The settlement concludes the Charlotte, North Carolina-based lender’s protracted legal battle over its ill-fated purchase of Countrywide, which was once the largest U.S. mortgage lender, during the financial crisis.
“Ambac is very pleased to have reached this settlement with Bank of America,” Claude LeBlanc, Ambac’s chief executive officer, said in a statement. It had sought almost $3 billion in damages.
Ambac shares jumped almost 24% before the market open.
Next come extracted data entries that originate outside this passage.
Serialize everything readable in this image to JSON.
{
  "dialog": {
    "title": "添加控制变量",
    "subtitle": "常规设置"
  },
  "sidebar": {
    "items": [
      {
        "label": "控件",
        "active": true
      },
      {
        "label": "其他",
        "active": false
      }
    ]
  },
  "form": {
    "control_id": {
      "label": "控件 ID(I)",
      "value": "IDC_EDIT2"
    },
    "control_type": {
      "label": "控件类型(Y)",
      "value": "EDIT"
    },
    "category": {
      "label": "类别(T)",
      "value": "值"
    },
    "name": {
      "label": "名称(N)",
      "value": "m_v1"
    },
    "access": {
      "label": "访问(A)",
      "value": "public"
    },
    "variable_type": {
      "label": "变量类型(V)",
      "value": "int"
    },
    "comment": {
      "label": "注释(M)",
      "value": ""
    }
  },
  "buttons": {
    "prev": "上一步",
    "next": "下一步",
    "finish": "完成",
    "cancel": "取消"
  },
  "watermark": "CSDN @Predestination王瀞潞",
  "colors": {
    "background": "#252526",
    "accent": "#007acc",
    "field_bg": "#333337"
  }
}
It will record a gain of about $390 million from the settlement in its third and fourth quarter results.
Bank of America stock was up 0.5% in premarket trading. The second-largest U.S. lender will incur a $354 million expense for the settlement when it reports third-quarter earnings on Oct. 17 after setting aside funds earlier to prepare for the payment, according to the filing. The bank declined to comment further.
Between 2004 and 2006, Ambac insured securities backed by Countrywide loans worth $25 billion. The insurer claimed 80% of the loans were the product of poor underwriting standards or had other deficiencies that violated insurance agreements, and that Bank of America failed to repurchase the loans as required.
Ambac sought to recoup billions in insurance claims it paid to cover investor losses on securities backed by 375,000 home loans from Countrywide.
Bank of America spent years cleaning up the impact from the 2008 crisis. It repaid a $45 billion bailout by taxpayers and was slapped with more than $76 billion in fines in the decade after.